Una importante e innovativa Intesa per la legalità è stata sottoscritta stamane in Prefettura, alla presenza del procuratore distrettuale antimafia, Giovanni Bombardieri, tra il prefetto di Reggio Calabria, Michele di Bari, l’Ad di Hitachi Rail Italy, Maurizio Manfellotto, il questore di Reggio Calabria, Raffaele Grassi, il presidente di Unindustria Calabria, Natale Mazzuca.
«Il focus, questa volta – afferma il prefetto – è sui tentativi delle organizzazioni criminali di infiltrarsi e condizionare a fini illeciti, non già un appalto pubblico, ma l’attività economica e gestionale d’impresa in quanto tale, il cui ciclo produttivo nella misura in cui crea ricchezza collettiva diventa in bene da tutelare. Per tale ragione abbiamo posto in essere uno strumento pattizio fortemente innovativo che a fronte dell’assunzione di principi di responsabilità sociale ed etica da parte dell’impresa amplia le tutele antimafia con ricadute positive sul sistema produttivo in generale».

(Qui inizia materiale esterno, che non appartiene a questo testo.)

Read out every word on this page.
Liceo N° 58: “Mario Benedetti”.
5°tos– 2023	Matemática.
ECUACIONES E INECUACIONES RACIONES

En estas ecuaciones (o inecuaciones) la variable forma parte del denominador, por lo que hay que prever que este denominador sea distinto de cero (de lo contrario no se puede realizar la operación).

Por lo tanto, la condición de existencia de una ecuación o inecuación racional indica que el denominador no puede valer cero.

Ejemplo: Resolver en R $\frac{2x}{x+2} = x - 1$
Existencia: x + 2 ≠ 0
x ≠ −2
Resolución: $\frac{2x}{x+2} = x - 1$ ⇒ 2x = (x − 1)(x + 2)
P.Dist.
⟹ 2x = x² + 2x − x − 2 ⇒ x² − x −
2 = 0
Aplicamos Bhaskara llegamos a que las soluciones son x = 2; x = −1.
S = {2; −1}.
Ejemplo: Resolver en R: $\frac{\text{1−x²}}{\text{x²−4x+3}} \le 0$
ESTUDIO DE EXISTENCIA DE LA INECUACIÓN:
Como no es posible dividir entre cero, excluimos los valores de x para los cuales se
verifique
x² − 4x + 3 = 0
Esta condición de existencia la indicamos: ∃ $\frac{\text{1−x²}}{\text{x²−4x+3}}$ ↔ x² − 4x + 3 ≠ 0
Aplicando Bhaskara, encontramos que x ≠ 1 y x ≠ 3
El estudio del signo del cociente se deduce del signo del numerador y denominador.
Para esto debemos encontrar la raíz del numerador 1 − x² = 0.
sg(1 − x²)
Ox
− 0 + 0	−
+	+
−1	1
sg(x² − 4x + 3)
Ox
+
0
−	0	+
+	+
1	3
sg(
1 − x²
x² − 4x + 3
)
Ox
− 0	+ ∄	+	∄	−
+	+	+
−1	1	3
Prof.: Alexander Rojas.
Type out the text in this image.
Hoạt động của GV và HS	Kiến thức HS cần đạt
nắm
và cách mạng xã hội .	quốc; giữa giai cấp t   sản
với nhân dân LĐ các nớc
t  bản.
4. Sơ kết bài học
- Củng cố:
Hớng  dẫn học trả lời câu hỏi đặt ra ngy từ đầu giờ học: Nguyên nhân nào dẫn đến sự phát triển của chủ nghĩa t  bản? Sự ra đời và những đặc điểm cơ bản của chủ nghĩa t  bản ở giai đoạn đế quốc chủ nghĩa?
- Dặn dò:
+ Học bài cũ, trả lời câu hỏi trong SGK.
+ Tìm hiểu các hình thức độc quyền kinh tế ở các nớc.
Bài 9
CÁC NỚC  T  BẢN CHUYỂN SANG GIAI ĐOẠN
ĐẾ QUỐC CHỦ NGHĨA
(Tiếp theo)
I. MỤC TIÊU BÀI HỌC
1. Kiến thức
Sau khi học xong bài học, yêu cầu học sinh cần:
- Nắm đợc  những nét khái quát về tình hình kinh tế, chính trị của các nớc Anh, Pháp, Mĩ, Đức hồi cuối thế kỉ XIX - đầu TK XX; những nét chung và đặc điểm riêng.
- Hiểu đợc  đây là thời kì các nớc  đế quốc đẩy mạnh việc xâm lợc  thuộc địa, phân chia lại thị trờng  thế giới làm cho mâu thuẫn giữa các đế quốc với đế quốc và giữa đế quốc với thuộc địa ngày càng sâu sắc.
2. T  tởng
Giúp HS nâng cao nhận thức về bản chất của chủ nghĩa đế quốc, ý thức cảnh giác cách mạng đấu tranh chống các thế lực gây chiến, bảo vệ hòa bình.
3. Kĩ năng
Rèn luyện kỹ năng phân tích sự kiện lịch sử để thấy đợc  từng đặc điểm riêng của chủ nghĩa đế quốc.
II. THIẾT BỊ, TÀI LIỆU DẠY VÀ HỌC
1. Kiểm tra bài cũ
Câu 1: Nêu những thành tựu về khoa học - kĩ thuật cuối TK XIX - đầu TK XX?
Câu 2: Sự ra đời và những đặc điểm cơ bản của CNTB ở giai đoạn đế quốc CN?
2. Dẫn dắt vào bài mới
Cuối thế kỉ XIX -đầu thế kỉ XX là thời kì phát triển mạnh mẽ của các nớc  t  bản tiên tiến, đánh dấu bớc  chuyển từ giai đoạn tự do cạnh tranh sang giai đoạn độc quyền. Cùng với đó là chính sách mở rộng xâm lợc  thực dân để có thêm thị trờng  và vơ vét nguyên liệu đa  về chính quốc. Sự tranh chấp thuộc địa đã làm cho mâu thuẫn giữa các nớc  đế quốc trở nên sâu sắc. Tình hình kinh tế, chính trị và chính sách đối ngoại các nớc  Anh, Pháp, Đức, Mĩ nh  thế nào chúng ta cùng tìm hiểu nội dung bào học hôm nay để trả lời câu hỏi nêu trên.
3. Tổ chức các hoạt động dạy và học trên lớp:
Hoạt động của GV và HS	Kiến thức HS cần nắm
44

Pochissime le esperienze in Italia con tali precipue finalità, la prima, forse, che riguarda una Holding Internazionale, nel quadro di un contesto normativo speciale che estende su base volontaria anche al settore dei rapporti economici tra privati il sistema delle verifiche antimafia.
Sulla scia dei Protocolli-quadro stipulati a livello nazionale tra il ministero dell’Interno e associazioni datoriali, quali Confindustria, Confapi, e Confimi-Industria, la Prefettura di Reggio Calabria e Hitachi Rail Italy hanno condiviso l’obiettivo di accrescere i livelli complessivi di sicurezza e trasparenza del sistema economico ed imprenditoriale locale e del mercato del lavoro, nella considerazione che la legalità è condizione necessaria e inderogabile di ogni intervento di sviluppo e crescita anche aziendale.
Il patto prevede l’estensione in favore di Hitachi Rail Italy, importante Holding internazionale con uno stabilimento produttivo anche nella città di Reggio Calabria, delle funzioni pubbliche di accertamento antimafia nonché l’individuazione, in parallelo, da parte della citata Holding, di una serie di principi, impegni e regole comportamentali cui attenersi nell’attività d’impresa nella conclusione ed esecuzione di appalti e subappalti di lavori, servizi e forniture, come nell’attività di natura informatica.
L’Intesa, infatti, è integrata da un “Addendum”, che ne arricchisce ulteriormente la portata innovativa e preventiva, che è stato sottoscritto dal dirigente del Compartimento Polizia postale e delle Comunicazioni “Calabria”, Vincenzo Cimino, e dall’Ad di Hitachi Rail Italy, Maurizio Manfellotto. Tale accordo aggiuntivo è volto a prevenire e contrastare anche le minacce di natura informatica come ogni tentativo di accesso illecito ai sistemi informatici e alle reti telematiche di supporto alle funzioni aziendali, considerate per il loro rilievo infrastrutture sensibili di interesse strategico.
L’Amministratore delegato di Hitachi, Manfellotto, ha messo in evidenza che: «A partire dal 2015, Hitachi Rail Italy ha attivato una serie di iniziative volte all’innovazione dei processi industriali e delle piattaforme prodotti» e ha, inoltre, dichiarato che l’obiettivo dell’azienda è «la capacità di sostenere una competizione sempre più globale nella quale è necessario che gli investimenti e la digitalizzazione siano affiancati dalla sinergia con tutti i principali stakeholder, tra cui le istituzioni statali e territoriali, all’interno della quale si inseriscono gli impegni come questo di oggi a Reggio Calabria per la legalità».
La cerimonia di stipula ha registrato la presenza di autorità civili e militari, nonché di rappresentanti istituzionali e del mondo del lavoro, datoriali e sindacali.